Everything from cleft palates to serious heart valve problems can be caused by inbreeding. In Short Creek, Oswaks says those conditions are much more prevalent than they should be for its population size. Plus, there is a condition almost exclusively found in the area.
“Within this community there is also a condition called fumarase deficiency which is pretty much unique to the FLDS," she said, "They have an abnormally high rate of this genetic condition.”
The condition leads to severe mental disabilities along with physical deformities and seizures.
Oswaks said very few people in the church would talk to her. Only people who had left the church would even speak with her. She actually found the cemetery while talking to a former member, who was guiding her around by phone.
Oswaks said the twin towns are like a "ghost town with signs of life." She said many people have been kicked out of the church, but have no money to leave and start a new life somewhere else, making it seem like a refugee camp with dilapidated houses instead of tents.
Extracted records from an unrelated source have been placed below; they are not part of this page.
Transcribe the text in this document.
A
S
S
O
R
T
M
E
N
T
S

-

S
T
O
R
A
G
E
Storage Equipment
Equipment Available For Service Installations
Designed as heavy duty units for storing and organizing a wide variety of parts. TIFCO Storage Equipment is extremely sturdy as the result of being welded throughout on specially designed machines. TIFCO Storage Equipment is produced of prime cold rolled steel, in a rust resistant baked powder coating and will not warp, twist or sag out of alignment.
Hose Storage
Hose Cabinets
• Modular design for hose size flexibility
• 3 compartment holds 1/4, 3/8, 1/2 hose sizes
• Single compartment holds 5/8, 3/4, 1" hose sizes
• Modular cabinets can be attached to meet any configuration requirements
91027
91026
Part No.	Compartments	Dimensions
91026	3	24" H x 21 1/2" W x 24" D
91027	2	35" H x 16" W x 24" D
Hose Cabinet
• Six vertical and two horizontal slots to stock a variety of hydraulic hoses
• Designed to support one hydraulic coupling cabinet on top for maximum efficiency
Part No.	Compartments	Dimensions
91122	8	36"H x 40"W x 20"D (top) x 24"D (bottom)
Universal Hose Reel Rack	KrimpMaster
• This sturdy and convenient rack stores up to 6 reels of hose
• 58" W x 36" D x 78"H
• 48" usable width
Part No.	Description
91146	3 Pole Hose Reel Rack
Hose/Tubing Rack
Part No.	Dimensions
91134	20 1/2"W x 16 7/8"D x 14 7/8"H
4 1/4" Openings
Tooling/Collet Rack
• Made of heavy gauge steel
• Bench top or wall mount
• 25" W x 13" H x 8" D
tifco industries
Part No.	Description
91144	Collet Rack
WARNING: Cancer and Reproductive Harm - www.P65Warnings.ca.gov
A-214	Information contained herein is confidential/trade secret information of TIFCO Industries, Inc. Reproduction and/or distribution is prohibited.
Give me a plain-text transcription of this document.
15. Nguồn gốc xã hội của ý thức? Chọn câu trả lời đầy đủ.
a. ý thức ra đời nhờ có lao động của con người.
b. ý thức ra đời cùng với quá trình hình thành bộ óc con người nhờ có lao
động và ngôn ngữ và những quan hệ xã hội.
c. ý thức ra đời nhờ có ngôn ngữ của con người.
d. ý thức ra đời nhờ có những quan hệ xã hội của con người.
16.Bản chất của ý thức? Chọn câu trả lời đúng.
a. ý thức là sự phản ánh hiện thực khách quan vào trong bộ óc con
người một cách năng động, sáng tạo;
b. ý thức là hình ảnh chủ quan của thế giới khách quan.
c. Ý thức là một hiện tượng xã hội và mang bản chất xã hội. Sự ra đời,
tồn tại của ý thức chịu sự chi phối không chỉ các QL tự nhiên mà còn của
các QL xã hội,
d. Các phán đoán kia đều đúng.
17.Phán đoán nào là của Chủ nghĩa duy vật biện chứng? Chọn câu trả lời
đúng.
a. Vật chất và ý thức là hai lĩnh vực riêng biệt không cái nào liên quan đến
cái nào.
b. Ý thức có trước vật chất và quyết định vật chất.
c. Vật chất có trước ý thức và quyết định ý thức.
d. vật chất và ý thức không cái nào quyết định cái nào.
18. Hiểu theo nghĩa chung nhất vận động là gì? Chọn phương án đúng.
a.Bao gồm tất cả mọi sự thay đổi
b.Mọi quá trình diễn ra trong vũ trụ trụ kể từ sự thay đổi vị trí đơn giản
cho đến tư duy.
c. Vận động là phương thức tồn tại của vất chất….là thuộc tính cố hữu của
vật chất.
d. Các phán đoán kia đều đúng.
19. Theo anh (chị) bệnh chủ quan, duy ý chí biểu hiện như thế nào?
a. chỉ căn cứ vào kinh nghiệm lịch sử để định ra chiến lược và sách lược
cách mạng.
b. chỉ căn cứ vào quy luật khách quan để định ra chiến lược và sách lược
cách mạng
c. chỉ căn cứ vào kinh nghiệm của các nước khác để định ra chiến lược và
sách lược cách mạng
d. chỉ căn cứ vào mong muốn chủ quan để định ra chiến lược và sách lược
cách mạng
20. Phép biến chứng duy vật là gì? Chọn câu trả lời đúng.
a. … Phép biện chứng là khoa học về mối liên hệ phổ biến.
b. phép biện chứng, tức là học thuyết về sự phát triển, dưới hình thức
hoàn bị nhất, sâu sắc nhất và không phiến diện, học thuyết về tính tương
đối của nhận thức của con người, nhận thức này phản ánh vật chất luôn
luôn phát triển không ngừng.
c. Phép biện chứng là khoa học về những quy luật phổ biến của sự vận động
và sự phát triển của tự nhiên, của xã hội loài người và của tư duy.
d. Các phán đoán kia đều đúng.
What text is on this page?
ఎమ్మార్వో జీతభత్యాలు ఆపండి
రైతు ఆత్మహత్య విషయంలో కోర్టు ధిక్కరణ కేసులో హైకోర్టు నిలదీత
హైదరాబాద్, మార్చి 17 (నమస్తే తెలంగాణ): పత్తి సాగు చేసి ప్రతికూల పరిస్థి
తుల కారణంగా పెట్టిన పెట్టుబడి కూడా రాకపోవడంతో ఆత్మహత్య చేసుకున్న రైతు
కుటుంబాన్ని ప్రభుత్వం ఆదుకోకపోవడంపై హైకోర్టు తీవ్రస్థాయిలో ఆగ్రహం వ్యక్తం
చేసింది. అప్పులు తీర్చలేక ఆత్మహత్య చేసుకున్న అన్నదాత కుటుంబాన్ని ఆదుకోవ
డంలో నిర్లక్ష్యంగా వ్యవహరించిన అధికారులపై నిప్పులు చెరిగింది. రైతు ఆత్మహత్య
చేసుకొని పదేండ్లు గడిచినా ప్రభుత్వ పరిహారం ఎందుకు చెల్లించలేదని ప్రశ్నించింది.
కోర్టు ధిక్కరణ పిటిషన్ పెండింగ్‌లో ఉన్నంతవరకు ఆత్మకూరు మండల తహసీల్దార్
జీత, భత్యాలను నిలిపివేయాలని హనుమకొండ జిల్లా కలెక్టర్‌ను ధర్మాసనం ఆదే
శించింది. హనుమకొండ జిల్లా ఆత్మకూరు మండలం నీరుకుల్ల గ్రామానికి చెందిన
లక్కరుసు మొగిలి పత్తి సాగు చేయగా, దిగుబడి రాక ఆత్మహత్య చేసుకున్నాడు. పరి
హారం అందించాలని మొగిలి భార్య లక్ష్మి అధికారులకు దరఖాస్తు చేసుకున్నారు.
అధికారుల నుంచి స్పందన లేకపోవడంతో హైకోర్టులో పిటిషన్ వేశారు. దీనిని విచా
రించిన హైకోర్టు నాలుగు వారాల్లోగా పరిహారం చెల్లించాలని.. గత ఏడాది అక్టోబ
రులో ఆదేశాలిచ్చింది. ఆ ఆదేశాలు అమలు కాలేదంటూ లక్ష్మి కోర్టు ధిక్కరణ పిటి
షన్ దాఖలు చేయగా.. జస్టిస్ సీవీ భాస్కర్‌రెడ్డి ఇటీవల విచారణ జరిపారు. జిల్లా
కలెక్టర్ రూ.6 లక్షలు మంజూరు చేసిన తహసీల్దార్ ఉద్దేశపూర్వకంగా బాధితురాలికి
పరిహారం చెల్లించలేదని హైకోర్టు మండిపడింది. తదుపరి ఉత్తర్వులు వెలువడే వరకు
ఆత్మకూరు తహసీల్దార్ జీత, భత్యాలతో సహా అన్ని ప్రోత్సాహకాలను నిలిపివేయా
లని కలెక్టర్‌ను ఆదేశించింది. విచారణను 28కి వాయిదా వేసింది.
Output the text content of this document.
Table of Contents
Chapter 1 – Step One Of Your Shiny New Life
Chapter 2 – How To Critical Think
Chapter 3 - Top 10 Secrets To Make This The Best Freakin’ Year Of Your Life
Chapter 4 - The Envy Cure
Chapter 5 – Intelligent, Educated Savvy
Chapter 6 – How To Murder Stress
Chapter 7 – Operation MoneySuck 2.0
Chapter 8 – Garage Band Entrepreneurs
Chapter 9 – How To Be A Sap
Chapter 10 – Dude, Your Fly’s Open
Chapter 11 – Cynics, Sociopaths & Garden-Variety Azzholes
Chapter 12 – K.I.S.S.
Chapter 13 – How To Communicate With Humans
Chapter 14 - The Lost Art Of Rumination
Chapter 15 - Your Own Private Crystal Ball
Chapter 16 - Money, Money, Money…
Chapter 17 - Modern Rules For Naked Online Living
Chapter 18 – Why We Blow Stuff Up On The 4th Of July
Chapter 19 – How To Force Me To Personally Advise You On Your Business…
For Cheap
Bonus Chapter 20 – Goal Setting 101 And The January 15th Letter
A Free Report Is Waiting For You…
There is also a group of people singled out to be part of the elite United Order, while others were not.
“It feels very much like two towns sitting on top of each other," she explained, "One is this very sad place with oppressed people. Families that have been ripped apart who don’t know where their sisters or brothers or children, fathers, mothers are. And then there is this other town sitting on top of itself, with people who have left, who are starting a new life over who are trying to move on and do great things.”